I am thinking about booking a dressage test!  
	
	
		
		
	


	





It will be my first ever one  
	
	
		
		
	


	




 and my girls first ever competition  
	
	
		
		
	


	





Can anyone recommend one that is simple to remember with as few difficult movements as poss! Thanks. 

I have seen one in six weeks at Myerscough that is a p10? I have no idea what that is like though! Also where do you get dressage tests from?

Thanks


----------



## michaelj (8 February 2009)

Me and bob are going to try and learn P7...


----------



## xmoodyxmarex (8 February 2009)

Prelim 1,4 and 7 are all simple and quite easy to remember   
	
	
		
		
	


	





P10 has canter across the diagonals IIRC, so maybe a bit harder, but I guess it depends what you and your horses strong points are   
	
	
		
		
	


	





You can buy the tests off dressagediagrams or British Dressage, or your local saddlery may sell them


----------



## arwenplusone (8 February 2009)

www.dressagediagrams.com  or your local tack shop.

Prelim 7 is the easiest IMO and is a common one.

But Prelim 10 is also pretty straightforward.  
Good luck!


----------



## Divasmum (8 February 2009)

You can get test sheets online from the British Dressage website. Prelim 10 flows quite well and is a good one to try. Good luck and enjoy.


----------



## michaelj (8 February 2009)

OOH, I'm glad 7 is easy! haha


----------



## Janette (8 February 2009)

Personally, I find P10 harder than the others - as somebody else has said.  It has a lot of canter in it and that canter across the diagonal......  ( _shudders_ )  However, if canter is one of your strengths then go for it.

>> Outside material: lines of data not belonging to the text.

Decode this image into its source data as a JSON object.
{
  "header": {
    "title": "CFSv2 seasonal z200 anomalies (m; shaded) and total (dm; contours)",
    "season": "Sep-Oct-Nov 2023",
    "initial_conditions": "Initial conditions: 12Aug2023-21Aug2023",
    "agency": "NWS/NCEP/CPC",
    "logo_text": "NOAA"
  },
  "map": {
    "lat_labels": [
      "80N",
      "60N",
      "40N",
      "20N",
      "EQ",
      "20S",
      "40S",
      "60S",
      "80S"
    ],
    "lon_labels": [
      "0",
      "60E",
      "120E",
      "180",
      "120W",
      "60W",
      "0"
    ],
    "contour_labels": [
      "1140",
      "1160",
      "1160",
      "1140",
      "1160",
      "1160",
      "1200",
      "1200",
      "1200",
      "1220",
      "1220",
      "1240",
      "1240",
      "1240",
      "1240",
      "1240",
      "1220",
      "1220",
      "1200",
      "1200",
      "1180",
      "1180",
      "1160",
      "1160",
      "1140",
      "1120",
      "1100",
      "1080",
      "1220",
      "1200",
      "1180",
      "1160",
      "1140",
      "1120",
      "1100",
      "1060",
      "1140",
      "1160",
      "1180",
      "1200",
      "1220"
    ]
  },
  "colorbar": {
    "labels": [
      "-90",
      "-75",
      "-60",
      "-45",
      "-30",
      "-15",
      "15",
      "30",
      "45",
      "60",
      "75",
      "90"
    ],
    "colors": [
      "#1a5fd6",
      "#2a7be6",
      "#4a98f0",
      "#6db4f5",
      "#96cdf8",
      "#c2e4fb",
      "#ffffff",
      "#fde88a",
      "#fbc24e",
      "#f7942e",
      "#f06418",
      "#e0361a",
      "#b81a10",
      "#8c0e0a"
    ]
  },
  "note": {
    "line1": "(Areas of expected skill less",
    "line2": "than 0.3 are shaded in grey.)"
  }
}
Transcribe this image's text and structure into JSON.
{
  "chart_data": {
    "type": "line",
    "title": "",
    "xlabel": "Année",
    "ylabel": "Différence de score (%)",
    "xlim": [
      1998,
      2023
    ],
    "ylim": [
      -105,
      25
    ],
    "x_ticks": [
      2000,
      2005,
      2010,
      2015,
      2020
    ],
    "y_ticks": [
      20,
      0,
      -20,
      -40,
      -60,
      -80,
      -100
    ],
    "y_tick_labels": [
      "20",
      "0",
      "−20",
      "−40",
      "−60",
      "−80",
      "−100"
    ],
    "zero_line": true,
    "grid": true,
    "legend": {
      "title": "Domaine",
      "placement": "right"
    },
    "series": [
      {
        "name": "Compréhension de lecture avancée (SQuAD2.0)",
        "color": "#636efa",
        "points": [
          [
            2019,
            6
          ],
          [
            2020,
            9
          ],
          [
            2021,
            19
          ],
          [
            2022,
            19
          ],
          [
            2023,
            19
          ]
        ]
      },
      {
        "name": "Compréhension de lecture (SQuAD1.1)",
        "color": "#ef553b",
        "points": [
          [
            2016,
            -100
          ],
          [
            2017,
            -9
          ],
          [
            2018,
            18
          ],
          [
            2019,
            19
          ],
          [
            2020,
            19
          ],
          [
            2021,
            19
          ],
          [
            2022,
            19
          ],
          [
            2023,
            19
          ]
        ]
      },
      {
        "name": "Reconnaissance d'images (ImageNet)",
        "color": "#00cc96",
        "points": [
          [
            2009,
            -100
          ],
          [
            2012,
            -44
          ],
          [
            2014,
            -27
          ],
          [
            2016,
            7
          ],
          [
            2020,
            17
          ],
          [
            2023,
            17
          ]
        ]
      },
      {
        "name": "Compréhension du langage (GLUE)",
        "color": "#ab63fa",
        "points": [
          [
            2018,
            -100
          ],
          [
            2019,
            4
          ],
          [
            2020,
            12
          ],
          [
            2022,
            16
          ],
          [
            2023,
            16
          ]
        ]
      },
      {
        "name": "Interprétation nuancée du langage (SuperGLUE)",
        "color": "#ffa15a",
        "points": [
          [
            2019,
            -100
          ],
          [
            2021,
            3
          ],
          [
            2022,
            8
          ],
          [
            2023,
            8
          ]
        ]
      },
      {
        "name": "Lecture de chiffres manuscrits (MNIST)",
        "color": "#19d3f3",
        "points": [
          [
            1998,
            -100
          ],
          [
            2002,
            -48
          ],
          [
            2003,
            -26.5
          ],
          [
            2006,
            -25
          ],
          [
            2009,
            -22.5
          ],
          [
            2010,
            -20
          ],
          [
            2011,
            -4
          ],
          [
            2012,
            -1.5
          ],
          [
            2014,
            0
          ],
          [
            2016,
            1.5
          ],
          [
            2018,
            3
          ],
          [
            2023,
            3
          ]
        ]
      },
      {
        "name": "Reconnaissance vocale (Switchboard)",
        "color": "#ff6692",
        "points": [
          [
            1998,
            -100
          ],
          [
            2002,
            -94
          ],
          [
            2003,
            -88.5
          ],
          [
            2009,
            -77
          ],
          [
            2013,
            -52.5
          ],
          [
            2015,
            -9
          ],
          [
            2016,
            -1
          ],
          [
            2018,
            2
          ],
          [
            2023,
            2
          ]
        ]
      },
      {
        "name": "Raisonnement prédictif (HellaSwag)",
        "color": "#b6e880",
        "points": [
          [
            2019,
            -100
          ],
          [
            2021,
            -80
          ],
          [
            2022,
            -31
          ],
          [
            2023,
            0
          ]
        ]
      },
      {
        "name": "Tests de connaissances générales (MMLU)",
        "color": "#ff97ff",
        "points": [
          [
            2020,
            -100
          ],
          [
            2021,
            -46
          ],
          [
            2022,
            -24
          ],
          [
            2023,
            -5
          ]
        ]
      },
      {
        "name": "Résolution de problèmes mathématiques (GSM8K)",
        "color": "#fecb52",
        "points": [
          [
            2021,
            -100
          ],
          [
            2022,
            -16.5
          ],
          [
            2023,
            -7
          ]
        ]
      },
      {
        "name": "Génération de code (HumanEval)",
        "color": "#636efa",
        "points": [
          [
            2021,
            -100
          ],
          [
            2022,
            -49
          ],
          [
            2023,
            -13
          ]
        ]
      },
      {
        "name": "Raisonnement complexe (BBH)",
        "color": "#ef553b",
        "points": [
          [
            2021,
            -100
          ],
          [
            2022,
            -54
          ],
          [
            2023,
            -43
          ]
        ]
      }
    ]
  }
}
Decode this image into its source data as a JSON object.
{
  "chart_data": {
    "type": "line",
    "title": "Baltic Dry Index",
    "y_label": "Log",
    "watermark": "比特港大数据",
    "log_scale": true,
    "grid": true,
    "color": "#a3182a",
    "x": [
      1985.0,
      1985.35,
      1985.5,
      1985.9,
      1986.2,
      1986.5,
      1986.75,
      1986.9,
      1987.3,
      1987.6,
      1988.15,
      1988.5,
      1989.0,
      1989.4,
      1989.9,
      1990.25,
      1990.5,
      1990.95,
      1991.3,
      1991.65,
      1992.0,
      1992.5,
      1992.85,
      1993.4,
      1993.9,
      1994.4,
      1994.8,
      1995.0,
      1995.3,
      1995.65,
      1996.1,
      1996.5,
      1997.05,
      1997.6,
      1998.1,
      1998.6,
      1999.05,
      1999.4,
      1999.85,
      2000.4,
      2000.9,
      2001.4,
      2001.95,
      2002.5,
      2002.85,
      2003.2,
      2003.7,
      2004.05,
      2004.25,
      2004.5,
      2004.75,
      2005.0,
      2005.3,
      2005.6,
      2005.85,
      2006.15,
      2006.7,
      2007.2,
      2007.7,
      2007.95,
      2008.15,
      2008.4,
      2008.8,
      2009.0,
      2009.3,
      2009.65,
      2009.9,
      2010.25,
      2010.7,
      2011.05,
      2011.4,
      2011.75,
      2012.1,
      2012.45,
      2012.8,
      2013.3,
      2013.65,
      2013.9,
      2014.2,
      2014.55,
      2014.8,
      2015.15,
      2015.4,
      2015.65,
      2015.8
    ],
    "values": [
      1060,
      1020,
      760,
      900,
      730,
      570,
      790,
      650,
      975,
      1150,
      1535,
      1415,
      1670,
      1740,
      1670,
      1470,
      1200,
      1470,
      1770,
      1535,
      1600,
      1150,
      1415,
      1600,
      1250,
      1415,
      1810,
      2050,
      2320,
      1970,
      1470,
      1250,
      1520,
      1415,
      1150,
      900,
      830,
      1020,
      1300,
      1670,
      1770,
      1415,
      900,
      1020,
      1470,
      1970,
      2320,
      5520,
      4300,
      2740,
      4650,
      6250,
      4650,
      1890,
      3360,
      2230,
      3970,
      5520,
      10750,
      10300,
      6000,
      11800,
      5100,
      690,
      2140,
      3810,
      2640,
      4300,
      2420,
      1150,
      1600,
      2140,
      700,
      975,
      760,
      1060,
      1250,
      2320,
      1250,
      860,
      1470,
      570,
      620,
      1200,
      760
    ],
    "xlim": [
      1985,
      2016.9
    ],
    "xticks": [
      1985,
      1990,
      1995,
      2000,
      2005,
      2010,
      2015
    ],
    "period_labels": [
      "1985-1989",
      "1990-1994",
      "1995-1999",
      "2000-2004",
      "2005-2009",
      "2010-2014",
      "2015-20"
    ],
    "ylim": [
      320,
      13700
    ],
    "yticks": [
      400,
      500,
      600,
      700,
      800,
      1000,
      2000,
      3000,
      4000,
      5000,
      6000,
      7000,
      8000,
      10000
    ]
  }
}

Personally, P1,4 and 7 are nice.  I also like P18 because the serpentine keeps Star thinking.


----------



## JessPickle (8 February 2009)

I am learning p14 currently and its harder than other tests.  I like P7


----------



## china (8 February 2009)

[ QUOTE ]
I am learning p14 currently and its harder than other tests.  I like P7 

[/ QUOTE ]

iv just bought P14 on audio. im doing it in 2 weeks.
deffo P7 is very straight forward. thats the first test i did.


----------



## baleofhay (8 February 2009)

I was looking for a venue that did prelim one but my friend said seven is easier!


----------



## lauraheads (8 February 2009)

ohhh ok! 

I am thinking p7 could be a winner for me lol! 

Thanks


----------



## Ziggy_ (8 February 2009)

P7 is my favourite too...  I really hate the ones with canter across the diagonal and defo wouldn't be doing one of them as a first test, but it depends on your horse.


----------



## Bucephalus (8 February 2009)

Another P7 fan! If I can do it anyone can


----------



## spookypony (8 February 2009)

P10 isn't bad at all. It feels very roomy to me, even the canters across the diagonal.


----------



## Garfield1537 (8 February 2009)

P7 all the way! and poss P10


----------



## amandaco2 (8 February 2009)

p1,7 are nice
you could also do a WT test for your first one.


----------



## lauraheads (8 February 2009)

whats a WT test?


----------



## Bucephalus (8 February 2009)

Walk and Trot test.


----------



## rara007 (8 February 2009)

P7 I like, infact anything except P10! P14 looks more technical as it has give and retake and a few walk stride in trot (I think!) but if you have a good trot it is very nice


----------